The additional SB 1 funding has allowed the town of Apple Valley to double their efforts to maintain their streets, with resurfacing projects planned for Cronese, Kasota, Mandan, Shoshonee, and Tao roads, town spokeswoman Gina Whiteside said.
“With the SB 1 funding, we are able to include all of these long segments in a single year,” Whiteside said. “Otherwise, they would likely have been completed over several budget cycles.”
Hesperia noted at least one project that directly benefited from the influx of SB 1 funds. The city’s 2017-2018 Annual Street Improvement Program, already in the city’s budget for the year, got a helping hand from the revenue already being collected through the tax.
City spokeswoman Rachel Molina said the program consists of removing and replacing asphalt on Main Street from Hickory to Fifth Avenue, starting in early February and expected to be completed in about 45 days. The extra SB 1 dollars let the city extend that all the way to Third Avenue as well.
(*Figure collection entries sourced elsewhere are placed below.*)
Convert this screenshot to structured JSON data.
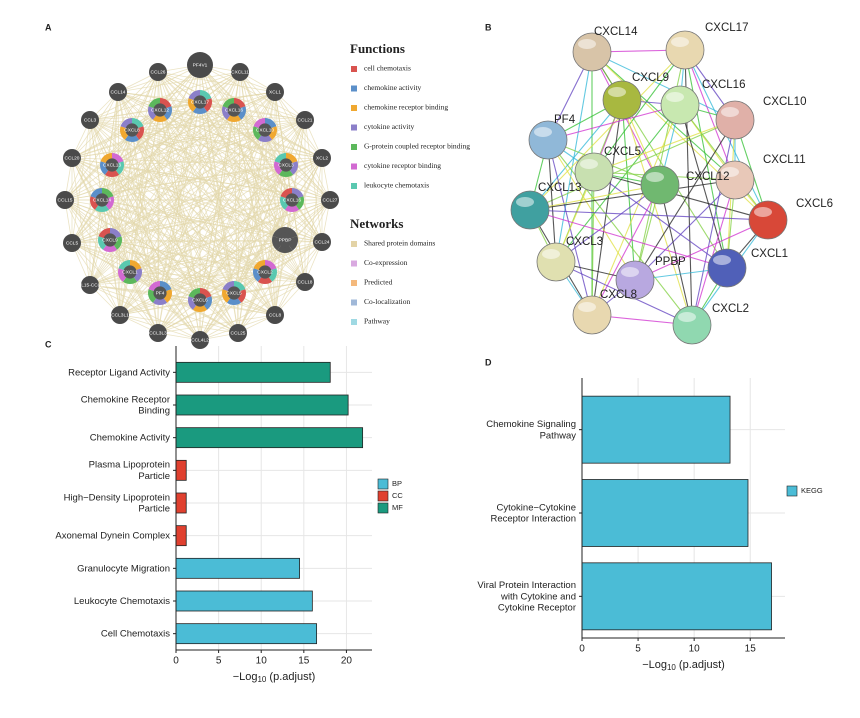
{
  "network_a": {
    "label": "A",
    "nodes": [
      "PF4V1",
      "CXCL11",
      "XCL1",
      "CCL21",
      "XCL2",
      "CCL27",
      "CCL24",
      "CCL18",
      "CCL8",
      "CCL25",
      "CCL4L2",
      "CCL3L3",
      "CCL3L1",
      "CCL15-CCL14",
      "CCL5",
      "CCL15",
      "CCL20",
      "CCL3",
      "CCL14",
      "CCL26",
      "CXCL17",
      "CXCL16",
      "CXCL10",
      "CXCL3",
      "CXCL16",
      "PPBP",
      "CXCL2",
      "CXCL5",
      "CXCL6",
      "PF4",
      "CXCL1",
      "CXCL9",
      "CXCL14",
      "CXCL13",
      "CXCL8",
      "CXCL12"
    ],
    "functions": {
      "title": "Functions",
      "items": [
        {
          "name": "cell chemotaxis",
          "color": "#d9534f"
        },
        {
          "name": "chemokine activity",
          "color": "#5b8fc9"
        },
        {
          "name": "chemokine receptor binding",
          "color": "#f0a830"
        },
        {
          "name": "cytokine activity",
          "color": "#8b7fc9"
        },
        {
          "name": "G-protein coupled receptor binding",
          "color": "#5cb85c"
        },
        {
          "name": "cytokine receptor binding",
          "color": "#d26ad2"
        },
        {
          "name": "leukocyte chemotaxis",
          "color": "#5ac8b0"
        }
      ]
    },
    "networks": {
      "title": "Networks",
      "items": [
        {
          "name": "Shared protein domains",
          "color": "#e3d3a6"
        },
        {
          "name": "Co-expression",
          "color": "#d9a9e0"
        },
        {
          "name": "Predicted",
          "color": "#f4b97c"
        },
        {
          "name": "Co-localization",
          "color": "#a0b8d8"
        },
        {
          "name": "Pathway",
          "color": "#9fd9e3"
        }
      ]
    }
  },
  "network_b": {
    "label": "B",
    "nodes": [
      {
        "label": "CXCL14",
        "color": "#d8c4a8"
      },
      {
        "label": "CXCL17",
        "color": "#e8d8b0"
      },
      {
        "label": "CXCL9",
        "color": "#a8b840"
      },
      {
        "label": "CXCL16",
        "color": "#c8e8b0"
      },
      {
        "label": "CXCL10",
        "color": "#e0b0a8"
      },
      {
        "label": "PF4",
        "color": "#90b8d8"
      },
      {
        "label": "CXCL5",
        "color": "#c8e0b0"
      },
      {
        "label": "CXCL11",
        "color": "#e8c8b8"
      },
      {
        "label": "CXCL12",
        "color": "#70b870"
      },
      {
        "label": "CXCL13",
        "color": "#40a0a0"
      },
      {
        "label": "CXCL6",
        "color": "#d84838"
      },
      {
        "label": "CXCL3",
        "color": "#e0e0b0"
      },
      {
        "label": "PPBP",
        "color": "#b8a8e0"
      },
      {
        "label": "CXCL1",
        "color": "#5060b8"
      },
      {
        "label": "CXCL8",
        "color": "#e8d8b0"
      },
      {
        "label": "CXCL2",
        "color": "#90d8b0"
      }
    ]
  },
  "chart_data": [
    {
      "type": "bar",
      "orientation": "horizontal",
      "label": "C",
      "categories": [
        "Receptor Ligand Activity",
        "Chemokine Receptor Binding",
        "Chemokine Activity",
        "Plasma Lipoprotein Particle",
        "High−Density Lipoprotein Particle",
        "Axonemal Dynein Complex",
        "Granulocyte Migration",
        "Leukocyte Chemotaxis",
        "Cell Chemotaxis"
      ],
      "series": [
        {
          "name": "BP",
          "color": "#4bbcd6",
          "values": [
            null,
            null,
            null,
            null,
            null,
            null,
            14.5,
            16,
            16.5
          ]
        },
        {
          "name": "CC",
          "color": "#e0402f",
          "values": [
            null,
            null,
            null,
            1.2,
            1.2,
            1.2,
            null,
            null,
            null
          ]
        },
        {
          "name": "MF",
          "color": "#1a9a7f",
          "values": [
            18.1,
            20.2,
            21.9,
            null,
            null,
            null,
            null,
            null,
            null
          ]
        }
      ],
      "xlim": [
        0,
        23
      ],
      "xticks": [
        0,
        5,
        10,
        15,
        20
      ],
      "xlabel": "−Log10 (p.adjust)",
      "grid": true
    },
    {
      "type": "bar",
      "orientation": "horizontal",
      "label": "D",
      "categories": [
        "Chemokine Signaling Pathway",
        "Cytokine−Cytokine Receptor Interaction",
        "Viral Protein Interaction with Cytokine and Cytokine Receptor"
      ],
      "series": [
        {
          "name": "KEGG",
          "color": "#4bbcd6",
          "values": [
            13.2,
            14.8,
            16.9
          ]
        }
      ],
      "xlim": [
        0,
        18.1
      ],
      "xticks": [
        0,
        5,
        10,
        15
      ],
      "xlabel": "−Log10 (p.adjust)",
      "grid": true
    }
  ]
}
“Without those funds, the project would stop at Fifth Avenue with the remainder of the project would be required to be planned for next year,” Molina said.
Yet despite the benefits of having additional revenue for local infrastructure — Wolfe called it “essential” — the bill has not come without its healthy share of detractors from the day it was introduced. Many have opposed the tax hike, locally and statewide, citing California’s already higher-than-average taxes.
“Senate Bill 1 or the so called Road Repair and Accountability Act is a joke,” Victorville city councilman Eric Negrete said. “Senate Bill 1 should be called the Diverting Road Repair Tax Revenue Again Act.”
Caltrans only listed one road improvement project for Victorville in its “Rebuilding California” map, the Village Drive Pavement Rehabilitation project from Mojave Drive to Air Expressway.
Yet city spokeswoman Sue Jones said the city was seriously considering the use of the funds at all, as they seemed to come with a steep price.
“When we applied for the funds, we didn’t understand the unfair, negative impact it could have on the City’s General Fund,” Jones said, explaining that in order for the city to receive $700,000 in SB 1 funding, it would have to spend over $500,000 from its general fund.
Caltrans notes on its website that SB 1 funds will be split equally between state and local investments, with a total of $26 billion to be spent on local streets and roads statewide. Many of their local roads funds are matching funds and grants.
“As usual, we have yet another naïve and misguided tax coming out of Sacramento that will not do what it is supposed to do,” Negrete said.
Yet the city acknowledges SB 1 could be a useful source of revenue for the $5 million project, which will rehabilitate approximately 3.5 miles of Village Drive between Mojave Drive and Air Expressway. Sidewalks, ADA-compliant access ramps, curbs, gutters and bike lanes will all be added.
“We would have undertaken this road improvement project regardless,” Jones said. “SB 1 could be a helpful supplemental resource, but we are evaluating if we want to use the funding.